Microstructured-fiber research advances

Dec. 1, 2001
TECHNOLOGY

By STEPHEN HARDY

With economics and performance continuing to drive new-product development, fiber manufacturers have left no stone unturned in the quest for specialty fibers that could help improve transmission speeds and distances. Micro structured fibers-fibers with "holes" that run along the core or in some cases substitute for the core-represent an ongoing area of research in this vein. Recent announcements suggest that these fibers have moved further from being exotic topics of research to achieving a status closer to application.
The array of micro structures provides a significant change in refractive-index versus conventional fibers. The polymer can be doped for specialty applications. (Source: Redfern Polymer Optics Pty. Ltd.)

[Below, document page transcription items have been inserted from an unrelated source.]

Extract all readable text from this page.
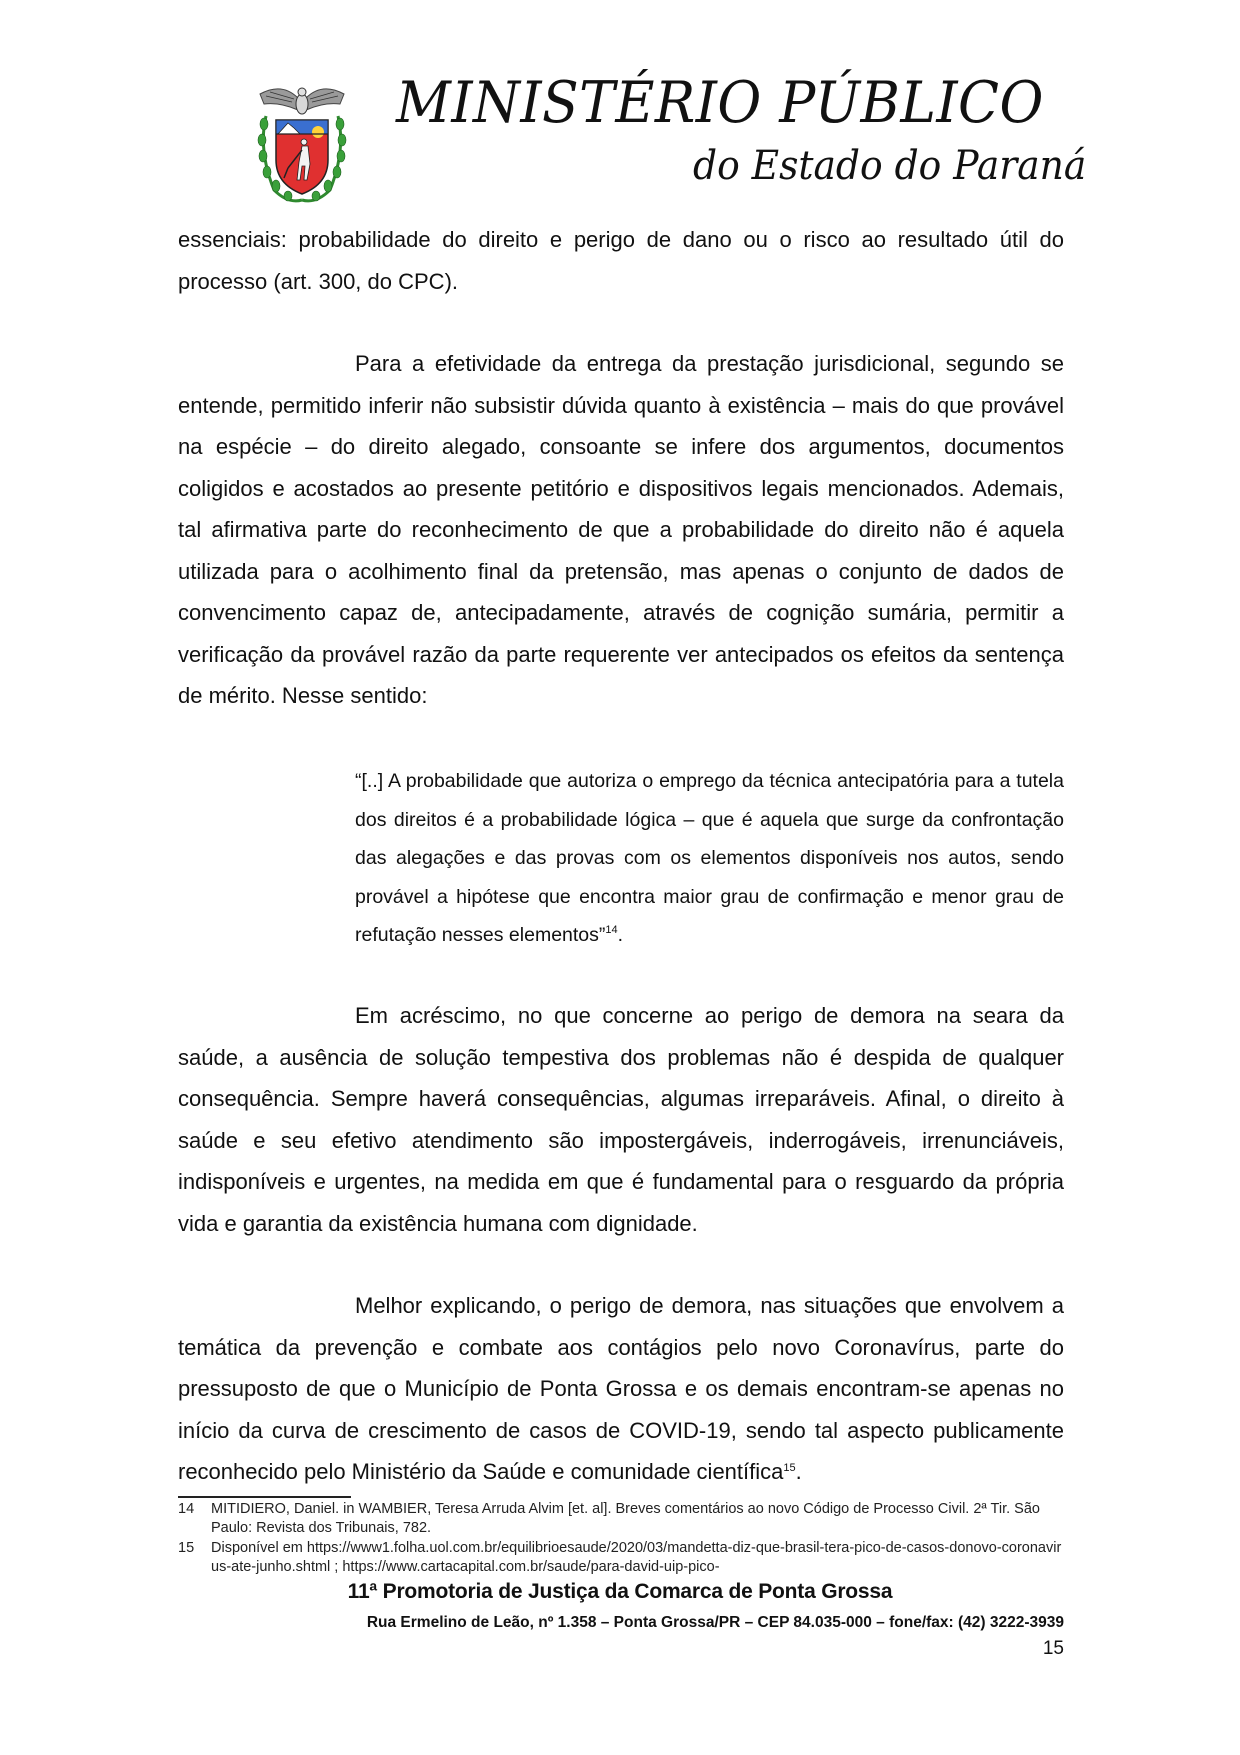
MINISTÉRIO PÚBLICO
do Estado do Paraná

essenciais: probabilidade do direito e perigo de dano ou o risco ao resultado útil do processo (art. 300, do CPC).

Para a efetividade da entrega da prestação jurisdicional, segundo se entende, permitido inferir não subsistir dúvida quanto à existência – mais do que provável na espécie – do direito alegado, consoante se infere dos argumentos, documentos coligidos e acostados ao presente petitório e dispositivos legais mencionados. Ademais, tal afirmativa parte do reconhecimento de que a probabilidade do direito não é aquela utilizada para o acolhimento final da pretensão, mas apenas o conjunto de dados de convencimento capaz de, antecipadamente, através de cognição sumária, permitir a verificação da provável razão da parte requerente ver antecipados os efeitos da sentença de mérito. Nesse sentido:

“[..] A probabilidade que autoriza o emprego da técnica antecipatória para a tutela dos direitos é a probabilidade lógica – que é aquela que surge da confrontação das alegações e das provas com os elementos disponíveis nos autos, sendo provável a hipótese que encontra maior grau de confirmação e menor grau de refutação nesses elementos”$^{14}$.

Em acréscimo, no que concerne ao perigo de demora na seara da saúde, a ausência de solução tempestiva dos problemas não é despida de qualquer consequência. Sempre haverá consequências, algumas irreparáveis. Afinal, o direito à saúde e seu efetivo atendimento são impostergáveis, inderrogáveis, irrenunciáveis, indisponíveis e urgentes, na medida em que é fundamental para o resguardo da própria vida e garantia da existência humana com dignidade.

Melhor explicando, o perigo de demora, nas situações que envolvem a temática da prevenção e combate aos contágios pelo novo Coronavírus, parte do pressuposto de que o Município de Ponta Grossa e os demais encontram-se apenas no início da curva de crescimento de casos de COVID-19, sendo tal aspecto publicamente reconhecido pelo Ministério da Saúde e comunidade científica$^{15}$.

14 MITIDIERO, Daniel. in WAMBIER, Teresa Arruda Alvim [et. al]. Breves comentários ao novo Código de Processo Civil. 2ª Tir. São Paulo: Revista dos Tribunais, 782.
15 Disponível em https://www1.folha.uol.com.br/equilibrioesaude/2020/03/mandetta-diz-que-brasil-tera-pico-de-casos-donovo-coronavirus-ate-junho.shtml ; https://www.cartacapital.com.br/saude/para-david-uip-pico-
11ª Promotoria de Justiça da Comarca de Ponta Grossa
Rua Ermelino de Leão, nº 1.358 – Ponta Grossa/PR – CEP 84.035-000 – fone/fax: (42) 3222-3939
15
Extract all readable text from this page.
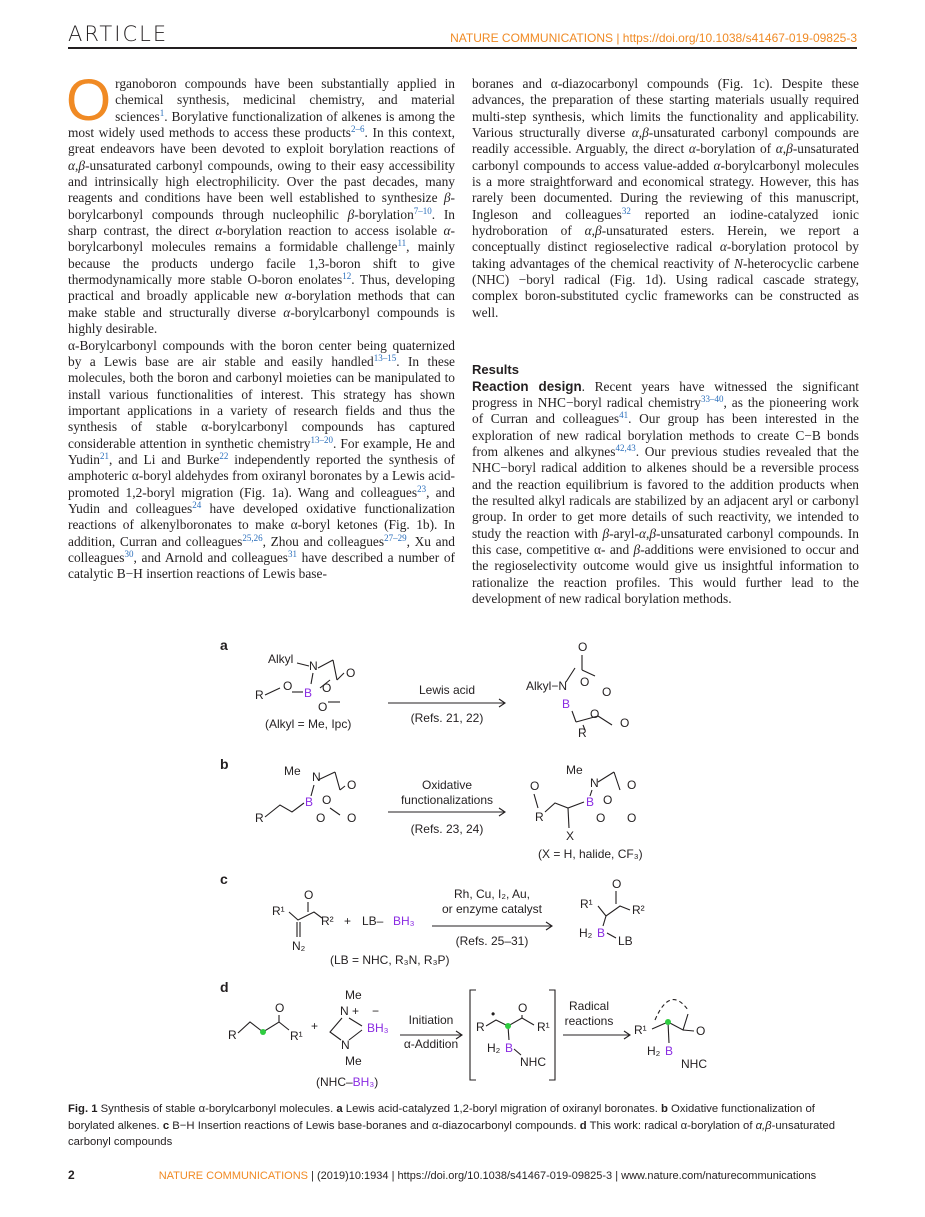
ARTICLE	NATURE COMMUNICATIONS | https://doi.org/10.1038/s41467-019-09825-3

Organoboron compounds have been substantially applied in chemical synthesis, medicinal chemistry, and material sciences$^1$. Borylative functionalization of alkenes is among the most widely used methods to access these products$^{2-6}$. In this context, great endeavors have been devoted to exploit borylation reactions of α,β-unsaturated carbonyl compounds, owing to their easy accessibility and intrinsically high electrophilicity. Over the past decades, many reagents and conditions have been well established to synthesize β-borylcarbonyl compounds through nucleophilic β-borylation$^{7-10}$. In sharp contrast, the direct α-borylation reaction to access isolable α-borylcarbonyl molecules remains a formidable challenge$^{11}$, mainly because the products undergo facile 1,3-boron shift to give thermodynamically more stable O-boron enolates$^{12}$. Thus, developing practical and broadly applicable new α-borylation methods that can make stable and structurally diverse α-borylcarbonyl compounds is highly desirable.

α-Borylcarbonyl compounds with the boron center being quaternized by a Lewis base are air stable and easily handled$^{13-15}$. In these molecules, both the boron and carbonyl moieties can be manipulated to install various functionalities of interest. This strategy has shown important applications in a variety of research fields and thus the synthesis of stable α-borylcarbonyl compounds has captured considerable attention in synthetic chemistry$^{13-20}$. For example, He and Yudin$^{21}$, and Li and Burke$^{22}$ independently reported the synthesis of amphoteric α-boryl aldehydes from oxiranyl boronates by a Lewis acid-promoted 1,2-boryl migration (Fig. 1a). Wang and colleagues$^{23}$, and Yudin and colleagues$^{24}$ have developed oxidative functionalization reactions of alkenylboronates to make α-boryl ketones (Fig. 1b). In addition, Curran and colleagues$^{25,26}$, Zhou and colleagues$^{27-29}$, Xu and colleagues$^{30}$, and Arnold and colleagues$^{31}$ have described a number of catalytic B−H insertion reactions of Lewis base-

boranes and α-diazocarbonyl compounds (Fig. 1c). Despite these advances, the preparation of these starting materials usually required multi-step synthesis, which limits the functionality and applicability. Various structurally diverse α,β-unsaturated carbonyl compounds are readily accessible. Arguably, the direct α-borylation of α,β-unsaturated carbonyl compounds to access value-added α-borylcarbonyl molecules is a more straightforward and economical strategy. However, this has rarely been documented. During the reviewing of this manuscript, Ingleson and colleagues$^{32}$ reported an iodine-catalyzed ionic hydroboration of α,β-unsaturated esters. Herein, we report a conceptually distinct regioselective radical α-borylation protocol by taking advantages of the chemical reactivity of N-heterocyclic carbene (NHC) −boryl radical (Fig. 1d). Using radical cascade strategy, complex boron-substituted cyclic frameworks can be constructed as well.

Results

Reaction design. Recent years have witnessed the significant progress in NHC−boryl radical chemistry$^{33-40}$, as the pioneering work of Curran and colleagues$^{41}$. Our group has been interested in the exploration of new radical borylation methods to create C−B bonds from alkenes and alkynes$^{42,43}$. Our previous studies revealed that the NHC−boryl radical addition to alkenes should be a reversible process and the reaction equilibrium is favored to the addition products when the resulted alkyl radicals are stabilized by an adjacent aryl or carbonyl group. In order to get more details of such reactivity, we intended to study the reaction with β-aryl-α,β-unsaturated carbonyl compounds. In this case, competitive α- and β-additions were envisioned to occur and the regioselectivity outcome would give us insightful information to rationalize the reaction profiles. This would further lead to the development of new radical borylation methods.

a
Alkyl N O
O
R	B O
O
(Alkyl = Me, Ipc)
Lewis acid
(Refs. 21, 22)
O
Alkyl−N O
O
B
O
R
O
b	Me N
O
B O
O O
R
Oxidative
functionalizations
(Refs. 23, 24)
Me
O	N O
R
B O
O O
X
(X = H, halide, CF₃)
c
R¹
O
R²
N₂
+ LB– BH₃
Rh, Cu, I₂, Au,
or enzyme catalyst
(Refs. 25–31)
(LB = NHC, R₃N, R₃P)
R¹
O
R²
H₂ B
LB
d
R
O
R¹
+
Me
N + −
BH₃
N
Me
(NHC–BH₃)
Initiation
α-Addition
R
• O
R¹
H₂ B
NHC
Radical
reactions
R¹	O
H₂ B
NHC
Fig. 1 Synthesis of stable α-borylcarbonyl molecules. a Lewis acid-catalyzed 1,2-boryl migration of oxiranyl boronates. b Oxidative functionalization of borylated alkenes. c B−H Insertion reactions of Lewis base-boranes and α-diazocarbonyl compounds. d This work: radical α-borylation of α,β-unsaturated carbonyl compounds
2	NATURE COMMUNICATIONS | (2019)10:1934 | https://doi.org/10.1038/s41467-019-09825-3 | www.nature.com/naturecommunications
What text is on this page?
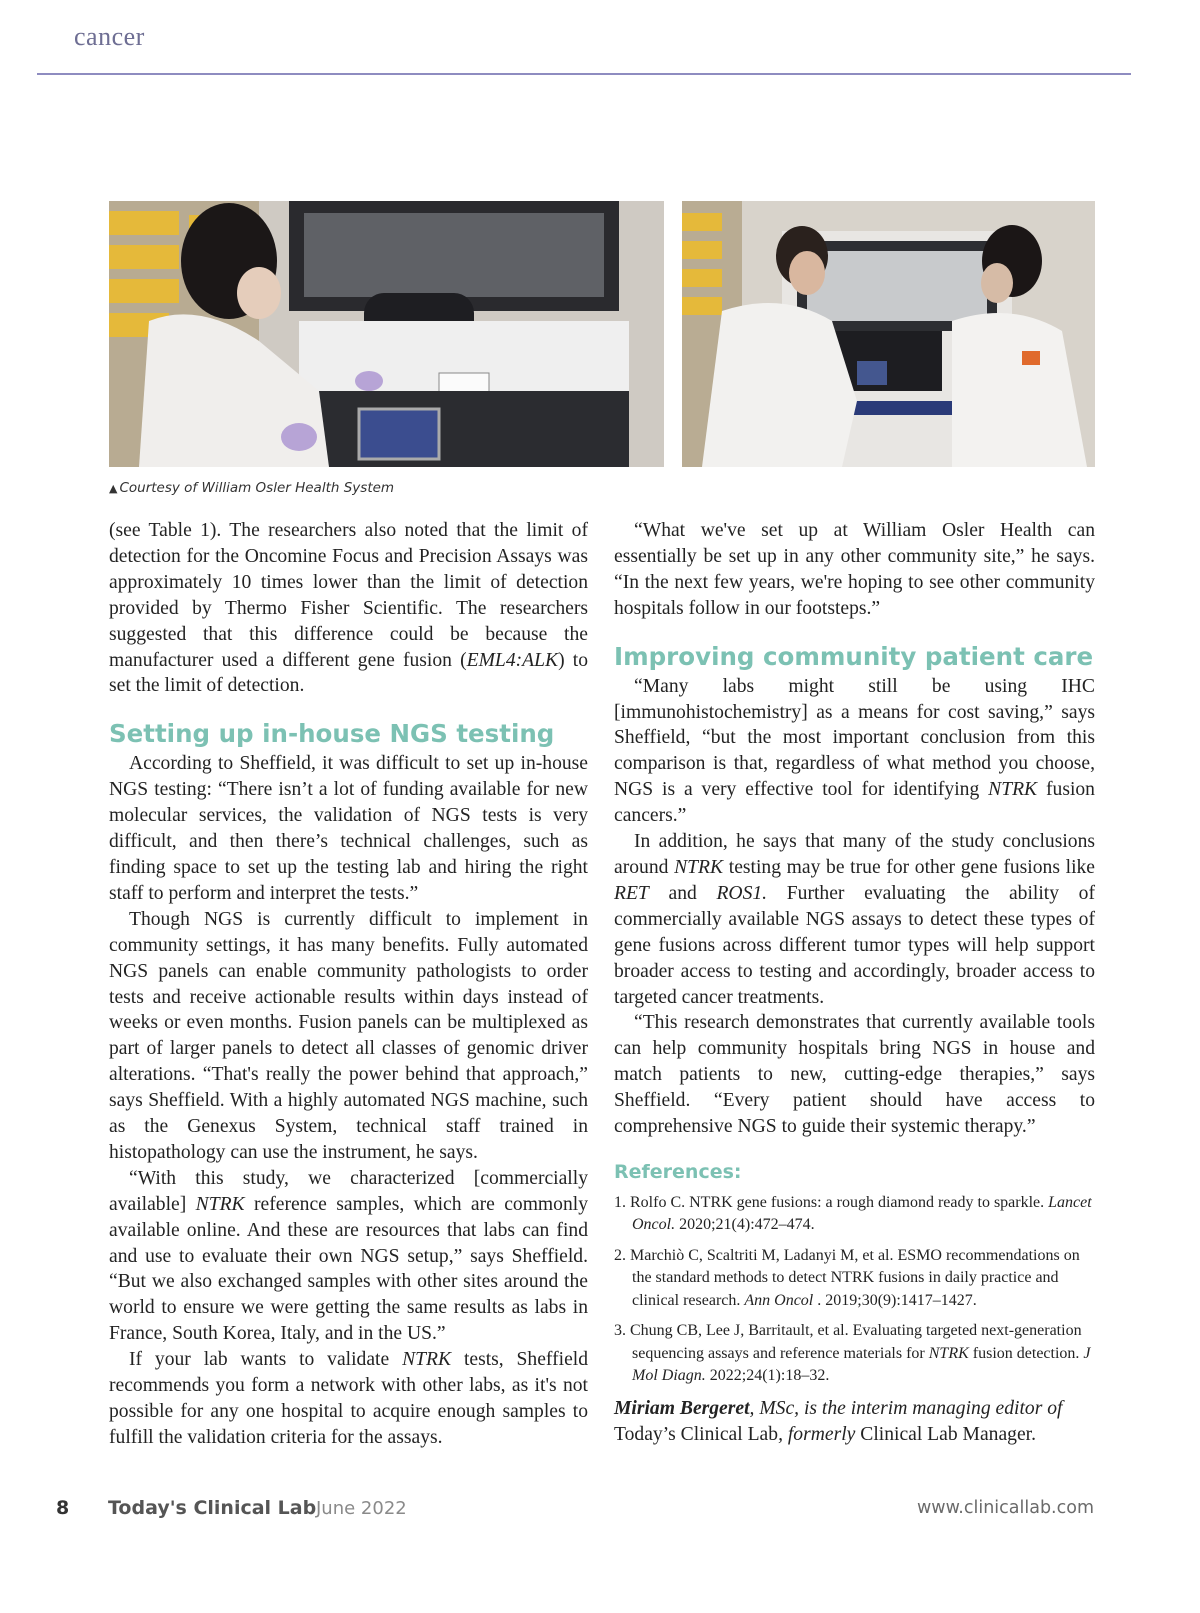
cancer
▲ Courtesy of William Osler Health System

(see Table 1). The researchers also noted that the limit of detection for the Oncomine Focus and Precision Assays was approximately 10 times lower than the limit of detection provided by Thermo Fisher Scientific. The researchers suggested that this difference could be because the manufacturer used a different gene fusion (EML4:ALK) to set the limit of detection.

Setting up in-house NGS testing

According to Sheffield, it was difficult to set up in-house NGS testing: “There isn’t a lot of funding available for new molecular services, the validation of NGS tests is very difficult, and then there’s technical challenges, such as finding space to set up the testing lab and hiring the right staff to perform and interpret the tests.”

Though NGS is currently difficult to implement in community settings, it has many benefits. Fully automated NGS panels can enable community pathologists to order tests and receive actionable results within days instead of weeks or even months. Fusion panels can be multiplexed as part of larger panels to detect all classes of genomic driver alterations. “That's really the power behind that approach,” says Sheffield. With a highly automated NGS machine, such as the Genexus System, technical staff trained in histopathology can use the instrument, he says.

“With this study, we characterized [commercially available] NTRK reference samples, which are commonly available online. And these are resources that labs can find and use to evaluate their own NGS setup,” says Sheffield. “But we also exchanged samples with other sites around the world to ensure we were getting the same results as labs in France, South Korea, Italy, and in the US.”

If your lab wants to validate NTRK tests, Sheffield recommends you form a network with other labs, as it's not possible for any one hospital to acquire enough samples to fulfill the validation criteria for the assays.

“What we've set up at William Osler Health can essentially be set up in any other community site,” he says. “In the next few years, we're hoping to see other community hospitals follow in our footsteps.”

Improving community patient care

“Many labs might still be using IHC [immunohistochemistry] as a means for cost saving,” says Sheffield, “but the most important conclusion from this comparison is that, regardless of what method you choose, NGS is a very effective tool for identifying NTRK fusion cancers.”

In addition, he says that many of the study conclusions around NTRK testing may be true for other gene fusions like RET and ROS1. Further evaluating the ability of commercially available NGS assays to detect these types of gene fusions across different tumor types will help support broader access to testing and accordingly, broader access to targeted cancer treatments.

“This research demonstrates that currently available tools can help community hospitals bring NGS in house and match patients to new, cutting-edge therapies,” says Sheffield. “Every patient should have access to comprehensive NGS to guide their systemic therapy.”

References:
1. Rolfo C. NTRK gene fusions: a rough diamond ready to sparkle. Lancet Oncol. 2020;21(4):472–474.
2. Marchiò C, Scaltriti M, Ladanyi M, et al. ESMO recommendations on the standard methods to detect NTRK fusions in daily practice and clinical research. Ann Oncol . 2019;30(9):1417–1427.
3. Chung CB, Lee J, Barritault, et al. Evaluating targeted next-generation sequencing assays and reference materials for NTRK fusion detection. J Mol Diagn. 2022;24(1):18–32.

Miriam Bergeret, MSc, is the interim managing editor of
Today’s Clinical Lab, formerly Clinical Lab Manager.

8 Today's Clinical Lab June 2022	www.clinicallab.com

As reported previously (see Lightwave, August 2000, page 1), microstructured fibers attempt to take advantage of the fact that air, with a refractive index of 1, presents the perfect "cladding" medium to ensure that the fiber core retains the light injected into it. Thus, such fibers promise to accommodate higher-power transmissions. In addition, dopants can be added to the microstructures to change the optical properties of the fiber, either to improve performance in the field or perform specialty functions within components and subsystems.

While lab tests have shown micro structured fibers (also called "crystal fibers") offer good performance, they are extremely difficult and expensive to produce. Generally, hollow glass tubes are placed around a preexisting fiber core, then melted together into a preform before drawing. The task of creating the preform and drawing the fiber while maintaining the desired shape and size of the air gaps has proven to be the major hurdle in deployment.

Redfern Polymer Optics Pty. Ltd. (Evenleigh, NSW, Australia) announced it has developed a technology that enables the use of polymers for microstructured fibers instead of silica. According to Dr. Ian Maxwell, Redfern's CEO, the use of polymers eases the task of creating the microstructures, lowering costs and increasing the variety of microstructures that can be introduced.

A preform of Redfern Polymer's microstructured fiber shows the array of microstructures that parallel the fiber core. (Source: Redfern Polymer Optics Pty. Ltd.)

In addition, Maxwell says that the use of polymers opens the door to the advantages touted previously by the advocates of "plastic optical fiber." These advantages include the accommodation of a wider effective area, easier material handling and installation, and the ability to accommodate dopants more readily than silica.

However, Maxwell concedes that Redfern's new manufacturing process (de tails of which he declined to reveal, other than to say it does not involve the use of free radicals) does not overcome the limitations found in other applications of polymer fibers. High attenuation represents the primary drawback to the use of polymer fibers, and Maxwell anticipates that Redfern's first customers will likely look to apply the fibers in short-distance or component and subsystem applications, including dispersion compensation. Maxwell says his company is looking to partner with potential customers to help set the direction of future development.

While researchers pursue further refinements in the use of microstructures surrounding a light-bearing core material, the use of microstructures as the core also has attracted interest. These fibers, known as "bandgap" fibers, attempt to use air as the light-guiding medium, with the goal of removing material-based dispersion and attenuation from the power and distance equation.

OmniGuide Communications (Cambridge, MA), a startup out of the Massachusetts Institute of Technology, has based its business plan on the development of such fibers. According to Uri Kolodny, co-founder and director of marketing, the company's technology involves a hollow core surrounded by alternating layers of two materials, then the cladding. He would not reveal the nature of the materials, but he says the materials absorb only 1% of the light that enters the core.

Kolodny claims that the bandgap fiber exhibits only 0.01 dB/km of attenuation across a 200-nm window, plus as much as 10,000 times the non-linearity of silica-based cores. The use of such fiber would accommodate WDM at zero dispersion. Also, the fiber exhibits no polarization-mode dispersion, making it ideal for very-high-speed transmission. The fiber will not require special transmitters or receivers and will use industry-standard connectors, Kolodny says.

The main hurdle remains manufacturability, Kolodny admits. However, he promised "exciting results" within the next several months.